Fri, Sep 14, 2018 - Page 7 News List

Boy to fully recover after impaling head on skewer


An X-ray shows a meat skewer impaled in the skull of Xavier Cunningham after an accident on Saturday last week in Harrisonville, Missouri.

Photo: AP / Medical News Network

A 10-year-old boy was making a remarkable recovery on Wednesday after a meat skewer impaled his skull, but missed his brain, in what medics called a “one in a million” accident.

Had Xavier Cunningham landed slightly to either side after falling from a tree house ladder onto a metal spit beneath, he might have been severely injured or killed.

Instead, he is getting back on his feet in Kansas following surgery on Sunday to remove the skewer embedded from his cheekbone to the back of his neck.

“This thing had spared the eye, spared the brain, spared the spinal cord,” Koji Ebersole, director of Endovascular Neurosurgery at the University of Kansas Medical Center, told the Kansas City Star. “It was one in a million for it to pass 5 or 6 inches [13cm or 15cm] through the front of the face to the back and not have hit these things.”

Ebersole said the skewer plunged through a tiny space in his head surrounded by major blood vessels.

“I have not seen anything passed to that depth in a situation that was survivable, let alone one where we think the recovery will be near complete if not complete,” Ebersole said.

Xavier was playing near his home in Missouri on Saturday last week when he was attacked by a swarm of wasps and fell from a tree house, landing face-first on the skewer, which he and his friends had fixed upright into the ground, US media reported.

The skewer pierced his left cheek below the eye and went clean through his skull, without piercing the skin in the back of the neck.

Xavier roused himself and ran home, still skewered.

“I heard screaming,” the boy’s mother, Gabrielle Miller, told the Star. “He came in and he had this thing just sticking out.”

Remarkably, Xavier was able to walk into the emergency room of a local hospital.

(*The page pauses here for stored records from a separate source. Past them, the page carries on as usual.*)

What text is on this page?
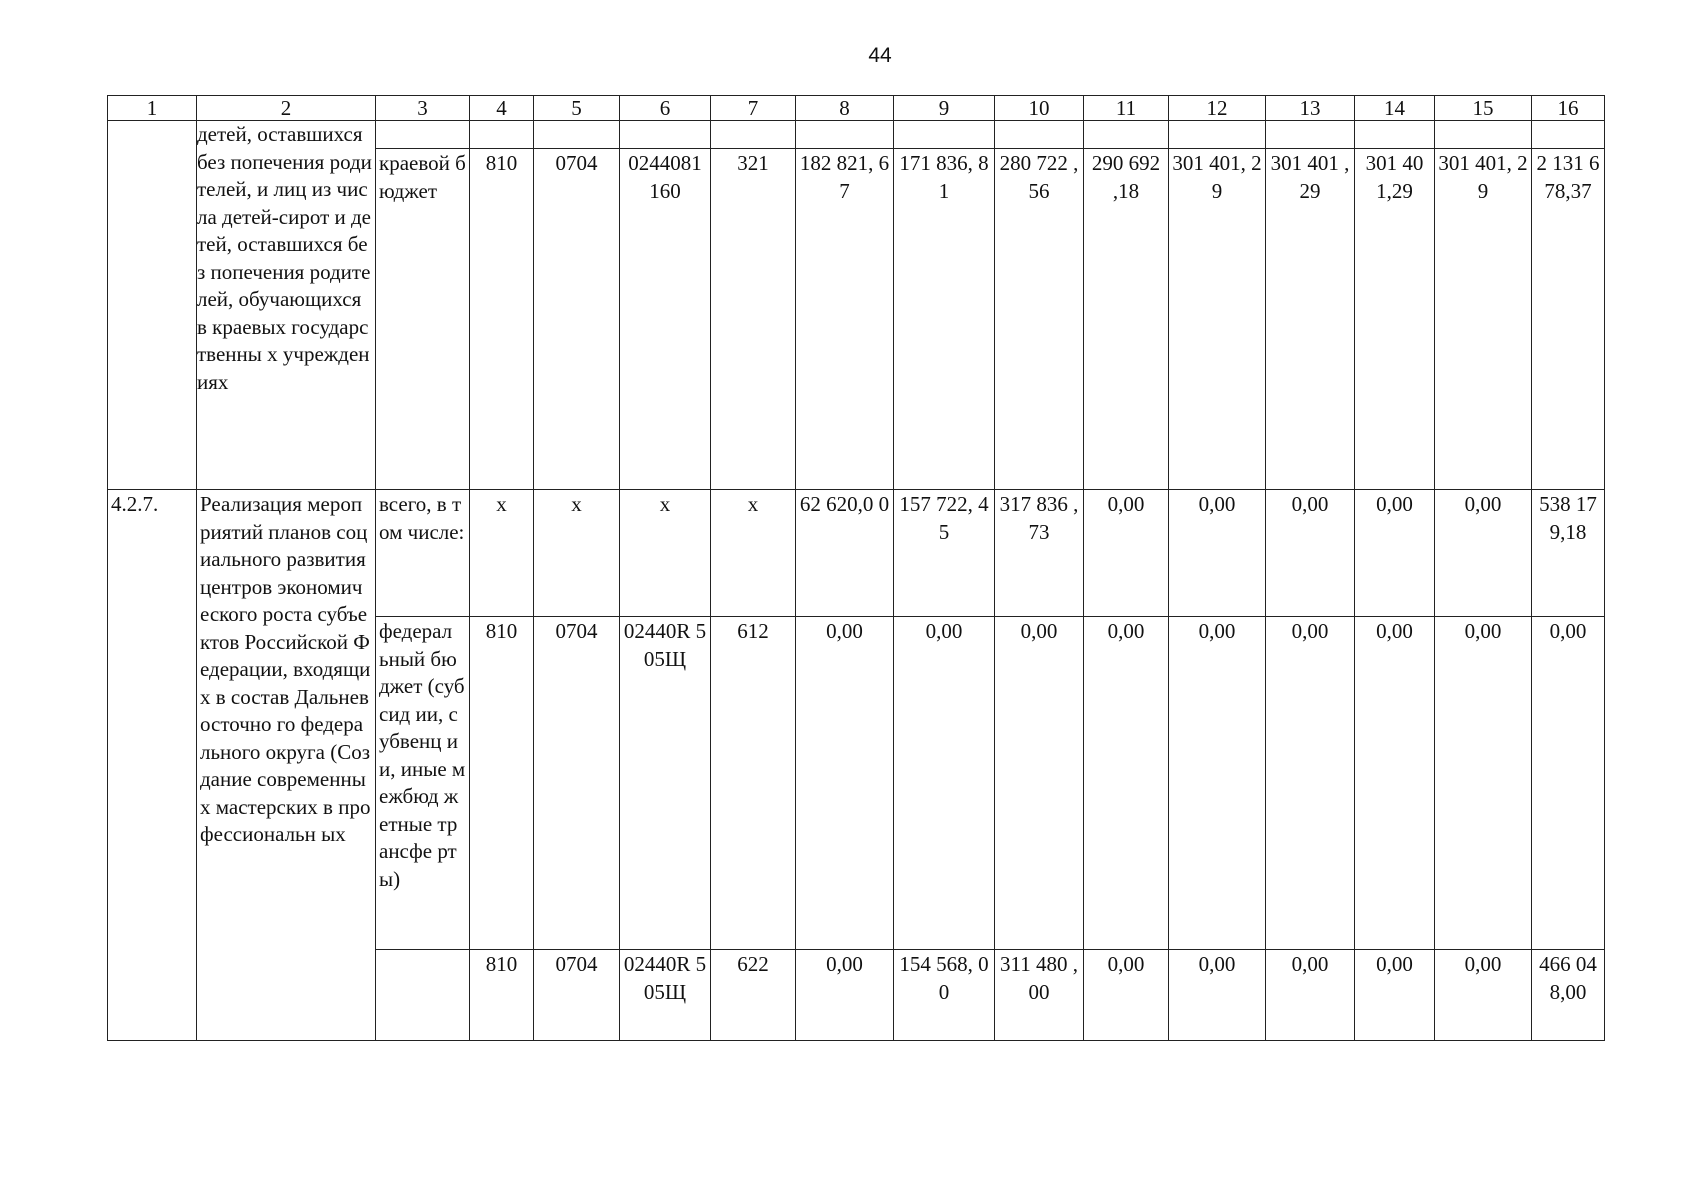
44
1	2	3	4	5	6	7	8	9	10	11	12	13	14	15	16
	детей, оставшихся без попечения родителей, и лиц из числа детей-сирот и детей, оставшихся без попечения родителей, обучающихся в краевых государственны х учреждениях														
		краевой бюджет	810	0704	0244081 160	321	182 821, 67	171 836, 81	280 722 ,56	290 692 ,18	301 401, 29	301 401 ,29	301 40 1,29	301 401, 29	2 131 6 78,37
4.2.7.	Реализация мероприятий планов социального развития центров экономического роста субъектов Российской Федерации, входящих в состав Дальневосточно го федерального округа (Создание современных мастерских в профессиональн ых	всего, в том числе:	x	x	x	x	62 620,0 0	157 722, 45	317 836 ,73	0,00	0,00	0,00	0,00	0,00	538 17 9,18
		федерал ьный бюджет (субсид ии, субвенц ии, иные межбюд жетные трансфе рты)	810	0704	02440R 505Щ	612	0,00	0,00	0,00	0,00	0,00	0,00	0,00	0,00	0,00
			810	0704	02440R 505Щ	622	0,00	154 568, 00	311 480 ,00	0,00	0,00	0,00	0,00	0,00	466 04 8,00
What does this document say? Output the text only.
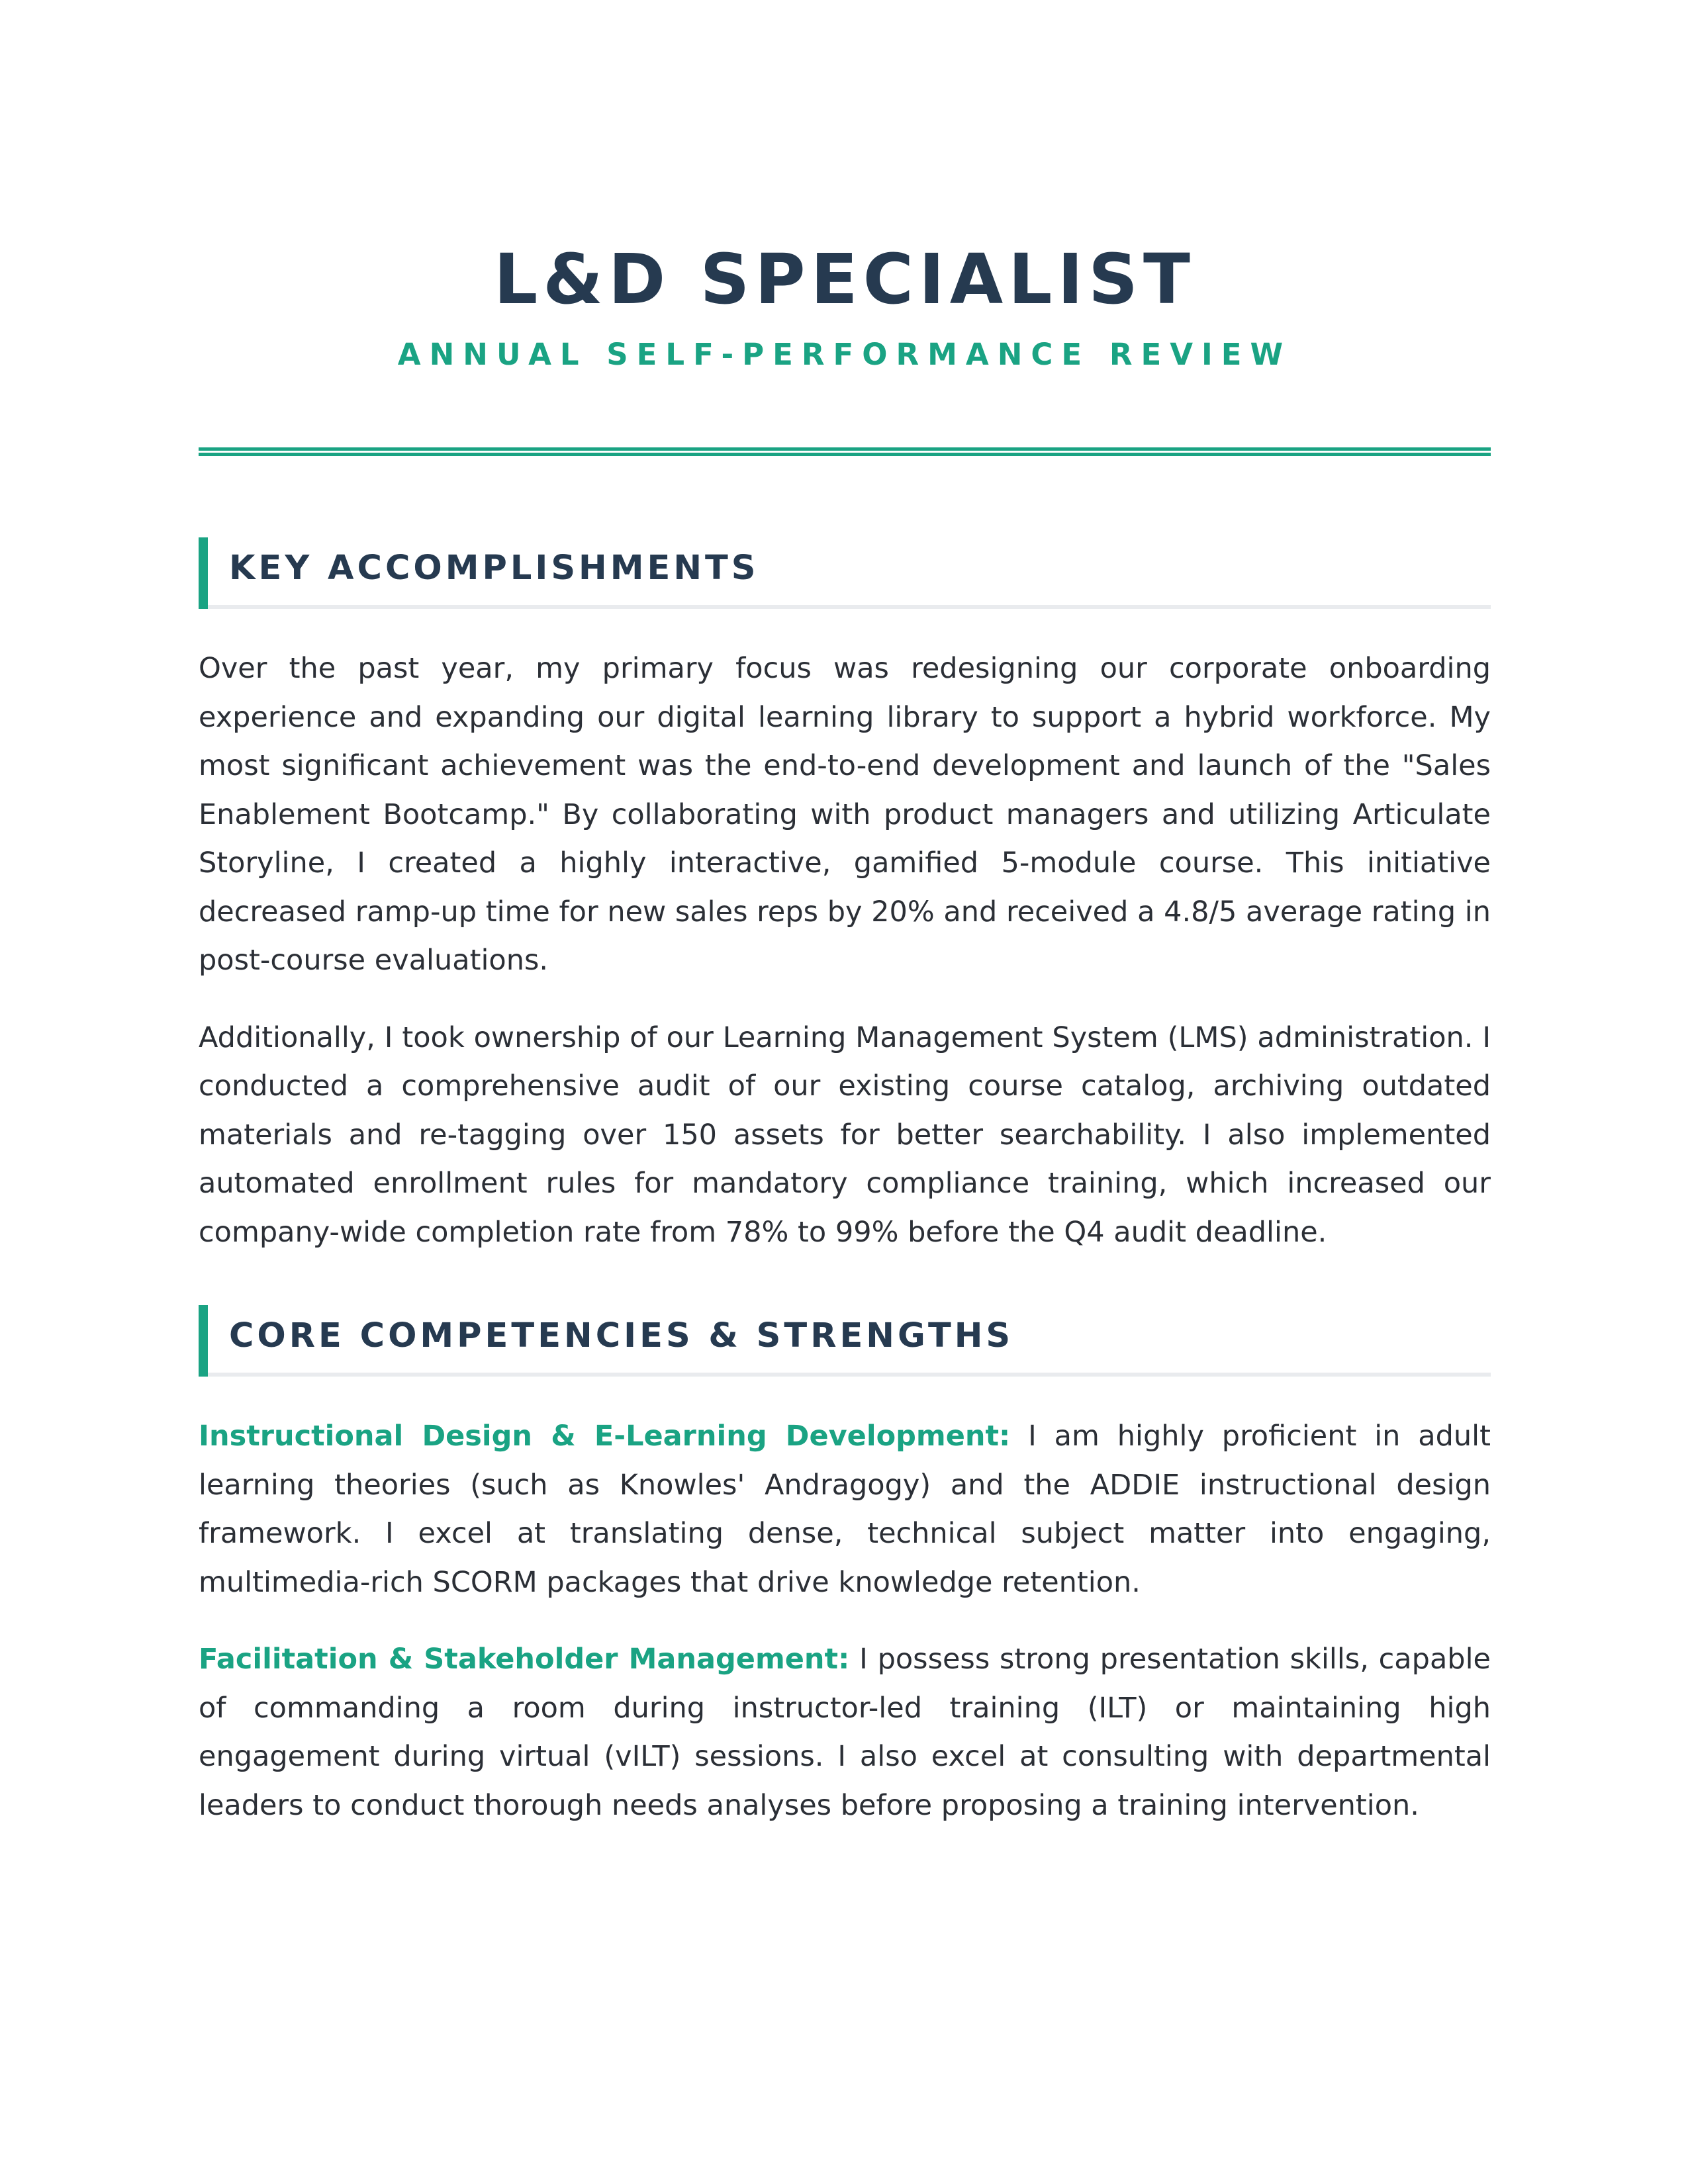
L&D SPECIALIST
ANNUAL SELF-PERFORMANCE REVIEW
KEY ACCOMPLISHMENTS

Over the past year, my primary focus was redesigning our corporate onboarding experience and expanding our digital learning library to support a hybrid workforce. My most significant achievement was the end-to-end development and launch of the "Sales Enablement Bootcamp." By collaborating with product managers and utilizing Articulate Storyline, I created a highly interactive, gamified 5-module course. This initiative decreased ramp-up time for new sales reps by 20% and received a 4.8/5 average rating in post-course evaluations.

Additionally, I took ownership of our Learning Management System (LMS) administration. I conducted a comprehensive audit of our existing course catalog, archiving outdated materials and re-tagging over 150 assets for better searchability. I also implemented automated enrollment rules for mandatory compliance training, which increased our company-wide completion rate from 78% to 99% before the Q4 audit deadline.

CORE COMPETENCIES & STRENGTHS

Instructional Design & E-Learning Development: I am highly proficient in adult learning theories (such as Knowles' Andragogy) and the ADDIE instructional design framework. I excel at translating dense, technical subject matter into engaging, multimedia-rich SCORM packages that drive knowledge retention.

Facilitation & Stakeholder Management: I possess strong presentation skills, capable of commanding a room during instructor-led training (ILT) or maintaining high engagement during virtual (vILT) sessions. I also excel at consulting with departmental leaders to conduct thorough needs analyses before proposing a training intervention.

He was transferred twice to other hospitals, before a surgery team was assembled.

There was no serious bleeding, allowing doctors time to carefully prepare for the surgery the following morning, but it meant an excruciating wait on Saturday night.

“He would wake up and come to. He’d be like: ‘Am I alive?’” Miller said.

Ebersol said Xavier’s ability to stay calm and not pull at the skewer overnight gave them the time they needed to make sure they were fully prepared.

About 100 personnel took part in the operation, Ebersole said.

They slowly removed the skewer, taking care to avoid blood vessels that were within piercing distance.

“He proved to be remarkably brave,” Ebersole said.